Intervention de Jean-Michel Blanquer

Commission de la culture, de l'éducation et de la communication — Réunion du 13 novembre 2019 à 16h50
Projet de loi de finances pour 2020 — Audition de M. Jean-Michel Blanquer ministre de l'éducation nationale et de la jeunesse et de M. Gabriel Attal secrétaire d'état

Jean-Michel Blanquer, ministre de l'éducation nationale et de la jeunesse :

La question de l'élargissement du label des cités éducatives rejoint de manière plus large les thématiques relatives aux effets de bord que l'on trouve également pour les territoires labellisés REP +. La réforme de l'éducation prioritaire doit permettre de mettre fin à une approche binaire. Elle doit être plus graduelle et adaptée. Cela vaut également pour les cités éducatives. Une deuxième vague de labels pour les cités éducatives est effectivement programmée. J'insiste également sur le fait qu'il est possible pour les maires de mettre en place certaines actions sans obligatoirement bénéficier de ce label. J'étais récemment à Clichy-sous-Bois pour y annoncer la création d'une cité éducative. Le maire d'une commune voisine m'a interpellé car il n'avait pas pu bénéficier de ce label mais cherchait à mobiliser d'autres moyens pour s'inspirer de la logique des cités éducatives et de la coordination des acteurs qu'elle sous-tend. Il me semble très important que des villes intéressées par le label « cités éducatives » s'inscrivent dès à présent dans la philosophie de ce programme. L'éducation nationale, ou d'autres administrations pourront les aider, le cas échéant, pour mobiliser des moyens existants à d'autres titres.
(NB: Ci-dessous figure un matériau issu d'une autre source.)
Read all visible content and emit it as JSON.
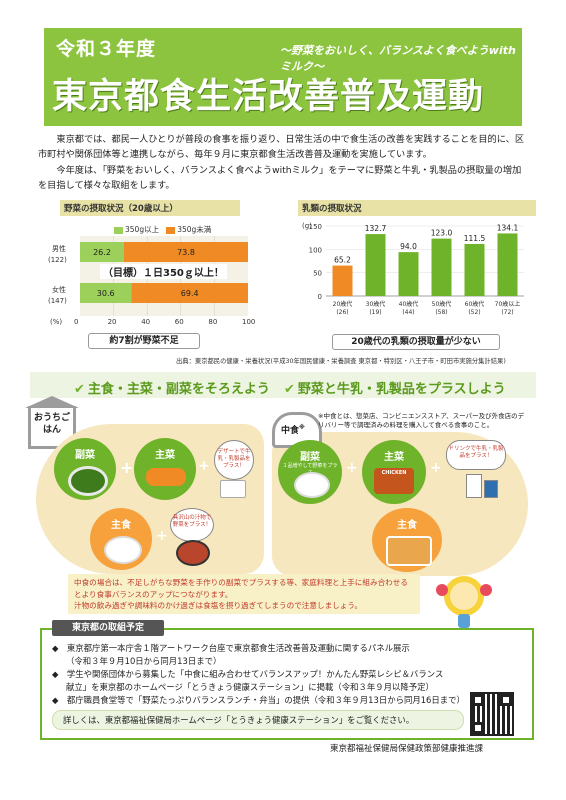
{
  "header": {
    "year": "令和３年度",
    "subtitle": "～野菜をおいしく、バランスよく食べようwithミルク～",
    "title": "東京都食生活改善普及運動"
  },
  "intro": {
    "p1": "東京都では、都民一人ひとりが普段の食事を振り返り、日常生活の中で食生活の改善を実践することを目的に、区市町村や関係団体等と連携しながら、毎年９月に東京都食生活改善普及運動を実施しています。",
    "p2": "今年度は、「野菜をおいしく、バランスよく食べようwithミルク」をテーマに野菜と牛乳・乳製品の摂取量の増加を目指して様々な取組をします。"
  },
  "veg_chart": {
    "title": "野菜の摂取状況（20歳以上）",
    "legend": [
      "350g以上",
      "350g未満"
    ],
    "rows": [
      {
        "label": "男性",
        "n": "(122)",
        "v1": "26.2",
        "v2": "73.8"
      },
      {
        "label": "女性",
        "n": "(147)",
        "v1": "30.6",
        "v2": "69.4"
      }
    ],
    "goal": "（目標）１日350ｇ以上！",
    "unit": "(%)",
    "ticks": [
      "0",
      "20",
      "40",
      "60",
      "80",
      "100"
    ],
    "caption": "約7割が野菜不足"
  },
  "chart_data": {
    "type": "bar",
    "title": "乳類の摂取状況",
    "ylabel": "(g)",
    "ylim": [
      0,
      150
    ],
    "yticks": [
      "0",
      "50",
      "100",
      "150"
    ],
    "categories": [
      "20歳代",
      "30歳代",
      "40歳代",
      "50歳代",
      "60歳代",
      "70歳以上"
    ],
    "counts": [
      "(26)",
      "(19)",
      "(44)",
      "(58)",
      "(52)",
      "(72)"
    ],
    "values": [
      65.2,
      132.7,
      94.0,
      123.0,
      111.5,
      134.1
    ],
    "value_labels": [
      "65.2",
      "132.7",
      "94.0",
      "123.0",
      "111.5",
      "134.1"
    ],
    "caption": "20歳代の乳類の摂取量が少ない"
  },
  "source": "出典：東京都民の健康・栄養状況(平成30年国民健康・栄養調査 東京都・特別区・八王子市・町田市実施分集計結果)",
  "section1": "主食・主菜・副菜をそろえよう",
  "section2": "野菜と牛乳・乳製品をプラスしよう",
  "home": {
    "tag": "おうちごはん",
    "fukusai": "副菜",
    "shusai": "主菜",
    "shushoku": "主食",
    "bubble1": "デザートで牛乳・乳製品をプラス！",
    "bubble2": "具沢山の汁物で野菜をプラス！",
    "plus": "+"
  },
  "nakashoku": {
    "tag": "中食",
    "mark": "※",
    "note": "※中食とは、惣菜店、コンビニエンスストア、スーパー及び外食店のデリバリー等で調理済みの料理を購入して食べる食事のこと。",
    "fukusai": "副菜",
    "fukusai_sub": "１品増やして野菜をプラス",
    "shusai": "主菜",
    "shushoku": "主食",
    "bubble": "ドリンクで牛乳・乳製品をプラス！",
    "chicken": "CHICKEN"
  },
  "advice": {
    "l1": "中食の場合は、不足しがちな野菜を手作りの副菜でプラスする等、家庭料理と上手に組み合わせる",
    "l2": "とより食事バランスのアップにつながります。",
    "l3": "汁物の飲み過ぎや調味料のかけ過ぎは食塩を摂り過ぎてしまうので注意しましょう。"
  },
  "plans": {
    "title": "東京都の取組予定",
    "items": [
      {
        "text": "東京都庁第一本庁舎１階アートワーク台座で東京都食生活改善普及運動に関するパネル展示",
        "text2": "（令和３年９月10日から同月13日まで）"
      },
      {
        "text": "学生や関係団体から募集した「中食に組み合わせてバランスアップ！かんたん野菜レシピ＆バランス",
        "text2": "献立」を東京都のホームページ「とうきょう健康ステーション」に掲載（令和３年９月以降予定）"
      },
      {
        "text": "都庁職員食堂等で「野菜たっぷりバランスランチ・弁当」の提供（令和３年９月13日から同月16日まで）",
        "text2": ""
      }
    ],
    "detail": "詳しくは、東京都福祉保健局ホームページ「とうきょう健康ステーション」をご覧ください。"
  },
  "footer": "東京都福祉保健局保健政策部健康推進課",
  "colors": {
    "green": "#8cc43f",
    "orange": "#f08a24",
    "lightgreen": "#9cd05a",
    "beige": "#f6e7bf"
  }
}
La question de la formation continue est un enjeu majeur pour notre pays. Elle doit naturellement être dynamisée sur le plan qualitatif, par le biais notamment du schéma de formation continue qui fixe désormais un cadre. Il nous incombe, de même, de moderniser certaines de nos institutions. Je cite, à titre d'exemple, le projet Canopée dont la vocation première est de créer des contenus pédagogiques pour les enseignants. Il a désormais un rôle de formation à l'ère du numérique. D'ailleurs, en matière de formation via le numérique, des outils existent déjà. Je pense à M@gister, le portail de formation continue en ligne. Certes, il peut être amélioré, mais nous faisons des progrès constants. Nous allons déployer notre idée de « Poitiers capitale de l'éducation ». Nous souhaitons en effet moderniser nos opérateurs : le CNED (centre national d'enseignement à distance), Canopée, l'IHEEF, afin de disposer d'une matrice numérique de la formation continue, de l'enseignement à distance ou encore de la formation des cadres de l'éducation nationale.

Comme pour les fonds sociaux, le budget dévolu à la formation souffre d'un effet optique négatif. L'enveloppe allouée est en réalité en hausse de 7 % cette année par rapport à la dernière exécution connue. En 2018, 782 millions d'euros ont été exécutés au titre de la formation des enseignants du premier degré, dont 13 millions hors masse salariale. Sur ce point également, nous sommes dans une perspective de sincérité budgétaire. C'est la raison pour laquelle, si optiquement les crédits sont en baisse, en exécution ils sont en hausse, car nous visons en 2020 leur utilisation intégrale à l'euro près.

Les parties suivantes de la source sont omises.